Technology that lets us “speak” to our dead relatives has arrived. Are we ready?
“The biggest issue with the [existing] technology is the idea you can generate a single universal person,” says Justin Harrison, founder of a soon-to-launch service called You, Only Virtual. “But the way we experience people is unique to us.”
You, Only Virtual and a few other startups want to go further, arguing that recounting memories won’t capture the fundamental essence of a relationship between two people. Harrison wants to create a personalized bot that’s for you and you alone.
The first incarnation of the service, which is set to launch in early 2023, will allow people to build a bot by uploading someone’s text messages, emails, and voice conversations. Ultimately, Harrison hopes, people will feed it data as they go; the company is currently building a communication platform that customers will be able to use to message and talk with loved ones while they’re still alive. That way, all the data will be readily available to be turned into a bot once they’re not.
That is exactly what Harrison has done with his mother, Melodi, who has stage 4 cancer: “I built it by hand using five years of my messages with her. It took 12 hours to export, and it runs to thousands of pages,” he says of his chatbot.

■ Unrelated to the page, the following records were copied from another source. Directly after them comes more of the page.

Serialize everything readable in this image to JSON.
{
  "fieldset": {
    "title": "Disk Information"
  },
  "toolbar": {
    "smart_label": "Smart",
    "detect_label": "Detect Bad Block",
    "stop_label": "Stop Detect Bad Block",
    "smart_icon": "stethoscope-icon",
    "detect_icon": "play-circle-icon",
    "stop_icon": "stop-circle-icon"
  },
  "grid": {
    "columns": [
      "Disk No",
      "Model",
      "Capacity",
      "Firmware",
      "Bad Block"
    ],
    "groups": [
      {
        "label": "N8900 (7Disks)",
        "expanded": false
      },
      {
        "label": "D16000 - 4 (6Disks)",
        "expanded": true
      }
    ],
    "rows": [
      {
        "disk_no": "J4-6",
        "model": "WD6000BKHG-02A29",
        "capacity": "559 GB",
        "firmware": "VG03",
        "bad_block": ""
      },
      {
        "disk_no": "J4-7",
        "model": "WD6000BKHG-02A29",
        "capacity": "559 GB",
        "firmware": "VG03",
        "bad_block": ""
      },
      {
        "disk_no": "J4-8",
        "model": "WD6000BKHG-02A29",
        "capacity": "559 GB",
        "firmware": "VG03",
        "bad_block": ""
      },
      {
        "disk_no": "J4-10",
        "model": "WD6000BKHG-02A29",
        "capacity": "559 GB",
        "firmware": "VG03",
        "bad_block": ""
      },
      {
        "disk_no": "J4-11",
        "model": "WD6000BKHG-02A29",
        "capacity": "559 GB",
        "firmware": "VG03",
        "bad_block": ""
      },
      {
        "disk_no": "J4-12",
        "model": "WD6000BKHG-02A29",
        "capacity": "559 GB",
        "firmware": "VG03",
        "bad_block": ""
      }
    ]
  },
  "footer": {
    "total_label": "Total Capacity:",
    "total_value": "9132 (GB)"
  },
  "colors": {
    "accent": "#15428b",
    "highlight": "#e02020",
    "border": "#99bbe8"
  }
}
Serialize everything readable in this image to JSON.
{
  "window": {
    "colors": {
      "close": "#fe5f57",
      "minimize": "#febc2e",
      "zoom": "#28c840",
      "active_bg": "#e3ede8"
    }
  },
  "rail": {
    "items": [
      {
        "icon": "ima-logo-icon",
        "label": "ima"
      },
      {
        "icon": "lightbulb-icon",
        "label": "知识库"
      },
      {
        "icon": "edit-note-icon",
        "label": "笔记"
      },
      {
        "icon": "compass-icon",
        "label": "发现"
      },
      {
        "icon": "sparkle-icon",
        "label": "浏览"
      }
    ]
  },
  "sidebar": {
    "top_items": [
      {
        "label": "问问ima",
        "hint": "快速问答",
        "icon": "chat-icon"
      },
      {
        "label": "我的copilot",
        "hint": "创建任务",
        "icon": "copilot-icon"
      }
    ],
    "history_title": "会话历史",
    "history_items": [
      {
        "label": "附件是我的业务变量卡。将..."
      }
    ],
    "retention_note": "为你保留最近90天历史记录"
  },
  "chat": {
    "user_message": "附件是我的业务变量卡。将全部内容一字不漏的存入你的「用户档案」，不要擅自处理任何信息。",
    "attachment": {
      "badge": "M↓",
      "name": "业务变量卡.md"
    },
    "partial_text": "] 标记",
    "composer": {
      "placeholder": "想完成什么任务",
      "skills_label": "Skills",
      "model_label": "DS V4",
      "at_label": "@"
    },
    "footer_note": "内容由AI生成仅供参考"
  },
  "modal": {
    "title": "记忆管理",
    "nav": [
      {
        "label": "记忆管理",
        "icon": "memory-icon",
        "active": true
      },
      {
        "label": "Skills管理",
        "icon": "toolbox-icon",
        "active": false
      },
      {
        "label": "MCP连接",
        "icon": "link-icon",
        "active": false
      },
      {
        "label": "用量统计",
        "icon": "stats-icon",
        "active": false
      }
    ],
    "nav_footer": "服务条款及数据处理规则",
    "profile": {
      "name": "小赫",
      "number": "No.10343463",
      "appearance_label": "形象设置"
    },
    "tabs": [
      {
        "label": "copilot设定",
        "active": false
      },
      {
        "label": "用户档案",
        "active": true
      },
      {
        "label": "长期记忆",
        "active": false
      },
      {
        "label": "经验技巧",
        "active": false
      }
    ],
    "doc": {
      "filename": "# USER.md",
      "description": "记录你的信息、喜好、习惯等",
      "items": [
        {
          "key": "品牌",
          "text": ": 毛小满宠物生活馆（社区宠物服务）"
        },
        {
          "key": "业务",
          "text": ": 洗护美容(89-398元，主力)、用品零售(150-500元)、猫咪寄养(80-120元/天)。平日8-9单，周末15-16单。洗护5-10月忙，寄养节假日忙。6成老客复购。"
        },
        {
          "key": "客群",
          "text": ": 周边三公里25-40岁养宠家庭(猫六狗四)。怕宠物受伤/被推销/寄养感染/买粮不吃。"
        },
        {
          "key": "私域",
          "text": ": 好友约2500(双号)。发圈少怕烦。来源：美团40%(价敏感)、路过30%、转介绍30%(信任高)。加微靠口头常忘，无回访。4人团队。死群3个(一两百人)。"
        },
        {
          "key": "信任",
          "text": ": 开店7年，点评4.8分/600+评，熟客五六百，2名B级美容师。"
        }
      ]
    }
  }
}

Harrison says the interactions he has with the bot are more meaningful to him than if it were simply regurgitating memories. Bot Melodi uses the phrases his mother uses and replies to him in the way she’d reply—calling him “honey,” using the emojis she’d use and the same quirks of spelling. He won’t be able to ask Melodi’s avatar questions about her life, but that doesn’t bother him. The point, for him, is to capture the way someone communicates. “Just recounting memories has little to do with the essence of a relationship,” he says.
Avatars that people feel a deep personal connection with can have staying power. In 2016, entrepreneur Eugenia Kuyda built what is thought to be the first bot of this kind after her friend Roman died, using her text conversations with him. (She later founded a startup called Replika, which creates virtual companions not based on real people.)
She found it a hugely helpful way to process her grief, and she still speaks to Roman’s bot today, she says, especially around his birthday and the anniversary of his passing.
But she warns that users need to be careful not to think this technology is re-creating or even preserving people. “I didn’t want to bring back his clone, but his memory,” she says. The intention was to “create a digital monument where you can interact with that person, not in order to pretend they’re alive, but to hear about them, remember how they were, and be inspired by them again.”